La centrale nucléaire de Fessenheim a été définitivement arrêtée : son second réacteur a été débranché du réseau électrique national lundi soir. Une victoire pour les antinucléaire mais un crève-coeur par les salariés et les habitants de la petite commune du Grand Est français.
La doyenne des centrales nucléaires françaises, ne produira plus d'électricité : le second réacteur de la centrale de Fessenheim, dans l'est de la France, a été débranché du réseau électrique national lundi 29 juin à 23 h. Un point final après des années de remous, de débats et de reports de son arrêt.

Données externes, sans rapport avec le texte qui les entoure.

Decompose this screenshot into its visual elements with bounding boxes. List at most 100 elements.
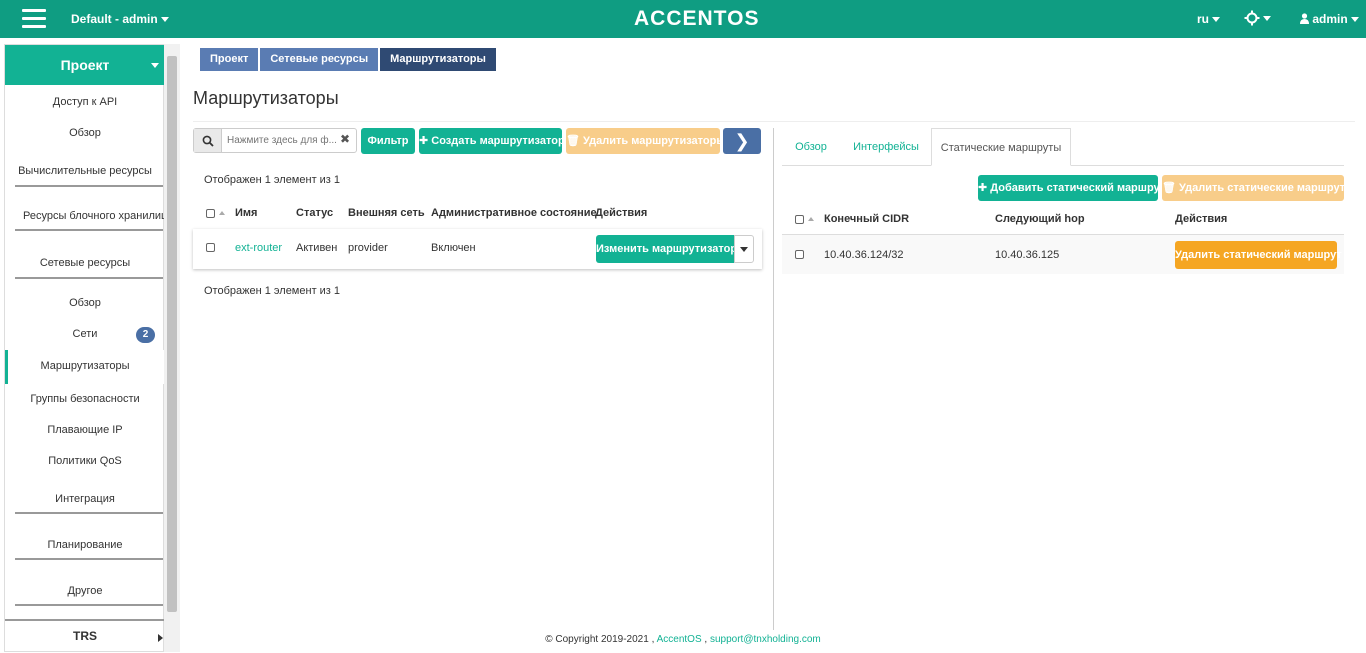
sidebar-item-security-groups[interactable]: Группы безопасности	[5, 393, 165, 405]
chevron-down-icon	[1350, 17, 1359, 23]
edit-router-button[interactable]: Изменить маршрутизатор	[596, 235, 737, 263]
sidebar: Проект Доступ к API Обзор Вычислительные…	[4, 44, 165, 652]
search-icon	[202, 135, 214, 147]
add-static-route-label: Добавить статический маршрут	[990, 182, 1166, 194]
filter-button[interactable]: Фильтр	[361, 128, 415, 154]
route-next-hop: 10.40.36.125	[995, 249, 1060, 261]
divider	[193, 121, 1355, 122]
scrollbar-thumb[interactable]	[167, 56, 177, 612]
delete-routers-button[interactable]: 🗑 Удалить маршрутизаторы	[566, 128, 726, 154]
clear-search-icon[interactable]: ✖	[340, 132, 350, 146]
add-static-route-button[interactable]: ✚ Добавить статический маршрут	[978, 175, 1165, 201]
sort-asc-icon[interactable]	[219, 211, 225, 215]
row-actions-dropdown[interactable]	[734, 235, 754, 263]
company-link[interactable]: AccentOS	[657, 634, 702, 645]
breadcrumb-item-project[interactable]: Проект	[200, 48, 259, 71]
tab-static-routes[interactable]: Статические маршруты	[931, 128, 1071, 166]
create-router-label: Создать маршрутизатор	[431, 135, 565, 147]
route-row-checkbox[interactable]	[795, 250, 804, 259]
sort-asc-icon[interactable]	[808, 217, 814, 221]
column-header-status[interactable]: Статус	[296, 207, 333, 219]
search-box: ✖	[193, 128, 357, 153]
sidebar-item-network[interactable]: Сетевые ресурсы	[5, 257, 165, 269]
footer-separator: ,	[704, 634, 708, 645]
tab-interfaces[interactable]: Интерфейсы	[844, 128, 928, 166]
divider	[15, 185, 163, 187]
delete-static-route-button[interactable]: Удалить статический маршрут	[1175, 241, 1342, 269]
row-checkbox[interactable]	[206, 243, 215, 252]
create-router-button[interactable]: ✚ Создать маршрутизатор	[419, 128, 565, 154]
divider	[15, 229, 163, 231]
plus-icon: ✚	[419, 135, 432, 147]
sidebar-item-network-overview[interactable]: Обзор	[5, 297, 165, 309]
column-header-name[interactable]: Имя	[235, 207, 257, 219]
support-email-link[interactable]: support@tnxholding.com	[710, 634, 821, 645]
sidebar-scrollbar[interactable]	[164, 44, 180, 652]
column-header-route-actions: Действия	[1175, 213, 1228, 225]
search-input[interactable]	[227, 133, 337, 148]
chevron-down-icon	[1263, 15, 1271, 21]
trash-icon: 🗑	[566, 135, 584, 147]
column-header-destination-cidr[interactable]: Конечный CIDR	[824, 213, 909, 225]
chevron-right-icon: ❯	[734, 131, 750, 151]
top-navbar: Default - admin ACCENTOS ru admin	[0, 0, 1366, 38]
column-header-external-network[interactable]: Внешняя сеть	[348, 207, 425, 219]
panel-divider[interactable]	[773, 128, 774, 630]
footer: © Copyright 2019-2021 , AccentOS , suppo…	[0, 634, 1366, 645]
project-selector-label: Default - admin	[71, 12, 158, 26]
select-all-checkbox[interactable]	[206, 209, 215, 218]
plus-icon: ✚	[978, 182, 991, 194]
sidebar-section-label: Проект	[60, 57, 110, 73]
sidebar-item-routers-label: Маршрутизаторы	[40, 360, 130, 372]
router-status: Активен	[296, 242, 338, 254]
search-button[interactable]	[194, 129, 222, 152]
chevron-down-icon	[160, 17, 169, 23]
items-count: Отображен 1 элемент из 1	[204, 174, 341, 186]
language-selector[interactable]: ru	[1197, 12, 1220, 26]
chevron-down-icon	[151, 63, 159, 68]
sidebar-item-other[interactable]: Другое	[5, 585, 165, 597]
divider	[15, 604, 163, 606]
page-title: Маршрутизаторы	[193, 88, 339, 108]
user-menu[interactable]: admin	[1300, 12, 1359, 26]
column-header-next-hop[interactable]: Следующий hop	[995, 213, 1085, 225]
project-selector[interactable]: Default - admin	[71, 12, 169, 26]
router-name-link[interactable]: ext-router	[235, 242, 282, 254]
divider	[15, 558, 163, 560]
sidebar-item-scheduling[interactable]: Планирование	[5, 539, 165, 551]
items-count-bottom: Отображен 1 элемент из 1	[204, 285, 341, 297]
user-label: admin	[1312, 12, 1348, 26]
copyright-text: © Copyright 2019-2021 ,	[545, 634, 655, 645]
route-cidr: 10.40.36.124/32	[824, 249, 904, 261]
chevron-down-icon	[740, 247, 748, 252]
router-admin-state: Включен	[431, 242, 476, 254]
sidebar-section-project[interactable]: Проект	[5, 45, 165, 85]
sidebar-item-qos-policies[interactable]: Политики QoS	[5, 455, 165, 467]
divider	[15, 512, 163, 514]
brand-logo: ACCENTOS	[634, 7, 760, 30]
sidebar-item-api-access[interactable]: Доступ к API	[5, 96, 165, 108]
breadcrumb: Проект Сетевые ресурсы Маршрутизаторы	[200, 48, 498, 71]
router-external-network: provider	[348, 242, 388, 254]
hamburger-menu-icon[interactable]	[22, 9, 46, 29]
delete-routers-label: Удалить маршрутизаторы	[583, 135, 726, 147]
delete-static-routes-button[interactable]: 🗑 Удалить статические маршруты	[1162, 175, 1355, 201]
next-panel-button[interactable]: ❯	[723, 128, 761, 154]
sidebar-item-block-storage[interactable]: Ресурсы блочного хранилища	[5, 210, 165, 222]
tab-overview[interactable]: Обзор	[782, 128, 840, 166]
breadcrumb-item-network[interactable]: Сетевые ресурсы	[260, 48, 379, 71]
settings-menu[interactable]	[1244, 10, 1271, 26]
divider	[15, 277, 163, 279]
sidebar-item-integration[interactable]: Интеграция	[5, 493, 165, 505]
select-all-routes-checkbox[interactable]	[795, 215, 804, 224]
chevron-down-icon	[1212, 17, 1220, 23]
gear-icon	[1244, 10, 1260, 26]
user-icon	[1300, 13, 1309, 24]
column-header-admin-state[interactable]: Административное состояние	[431, 207, 597, 219]
sidebar-item-compute[interactable]: Вычислительные ресурсы	[5, 165, 165, 177]
language-label: ru	[1197, 12, 1209, 26]
sidebar-item-floating-ips[interactable]: Плавающие IP	[5, 424, 165, 436]
breadcrumb-item-routers: Маршрутизаторы	[380, 48, 496, 71]
delete-static-routes-label: Удалить статические маршруты	[1179, 182, 1355, 194]
sidebar-item-overview[interactable]: Обзор	[5, 127, 165, 139]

Pour les salariés du site, le moment fut éprouvant. Peu avant 23 h, une vingtaine de salariés se sont donné rendez-vous devant la centrale pour être présents au moment de son arrêt définitif. L'occasion d'émouvantes photos de groupe devant les portes de l'enceinte, où sont toujours accrochées des banderoles clamant "Fessenheim la sacrifiée !" ou "La fermeture anticipée est une faute historique".
"Avant, c'était vraiment de la colère, maintenant c'est de la tristesse", déclare Sébastien Reyne, qui travaille à la centrale depuis 1996 et fait partie de l'équipe de 60 personnes qui s'occupera du démantèlement. "J'avais besoin de venir, de vivre ces derniers moments" entre collègues.
Du côté des habitants de la commune, la peine est partagée. Les 2 500 habitants de ce village autrefois modeste ont vécu pendant des décennies grâce aux importantes retombées économiques et fiscales de cette installation et craignent un grand trou d'air économique : aucun projet n'est officiellement arrêté pour l'après-Fessenheim. Fermer la centrale, alors qu'elle "est en bon état de marche et a passé tous les tests de sécurité", est "absurde et incompréhensible", regrette ainsi le maire Claude Brender.
"Une étape, pas un aboutissement"
Les antinucléaires français, allemande, ou Suisse ont quant à eux célébré une fermeture attendue depuis des années. Lundi après-midi, des antinucléaire ont organisé une sortie sur un bateau naviguant sur le Rhin. "C'est enfin la fermeture de cette centrale qu'on attendait depuis si longtemps. Pour autant, on a un peu le triomphe sobre parce que c'est une étape, il y a encore 56 autres réacteurs à fermer. Il faut continuer à se battre", a déclaré Charlotte Mijeon, porte-parole de Sortir du Nucléaire.
Ayant décidé de ne pas se rendre à Fessenheim même, pour "ne pas faire de la provocation", une centaine de militants antinucléaire français et allemands se sont ensuite rejoints en fin d'après-midi sur un pont surplombant le Rhin, exactement à la frontière. Ils ont jeté dans le fleuve une bouée remplie de paillettes dorées, symbole de l'énergie nucléaire jetée à l'eau.
"Nous y sommes arrivés, le deuxième réacteur de Fessenheim ferme aujourd'hui, c'est l'aboutissement de 50 ans de lutte commune entre Français et Allemands pour protéger notre cadre de vie", a déclaré au porte voix Suzie Rousselot de Stop Fessenheim, sous les applaudissements.
Objectif global de réduction du nucléaire
La fermeture de la centrale de Fessenheim avait été annoncée par François Hollande avant son mandat de président de la République, de 2012 à 2017, puis confirmée par Emmanuel Macron lors de la campagne pour l'élection présidentielle de 2017. Elle s'inscrit dans l'objectif de la France de faire baisser à 50% la part du nucléaire dans sa production d'électricité en 2035 - contre 71% en 2019 -, ce qui implique la fermeture de 14 réacteurs d'ici là.
Mise en service en 1977 en bordure du Rhin, près de l'Allemagne et de la Suisse, la centrale de Fessenheim produisait en moyenne 11 milliards de kilowattheure (kWh) chaque année, soit 70 % de la consommation d'électricité d'une région comme l'Alsace grâce à deux réacteurs à eau pressurisée, d'une puissance de 900 mégawatts (MW) chacun. Le réacteur N°1 avait été arrêté le 22 février.
Le démantèlement de la centrale s'annonce à présent très long : 15 ans sont prévus pour démonter les deux réacteurs, à commencer par l'évacuation du combustible hautement radioactif, qui s'achèvera au mieux en 2023. Le démantèlement proprement dit, inédit en France à cette échelle, devrait débuter à l'horizon 2025 et durer au moins jusqu'en 2040.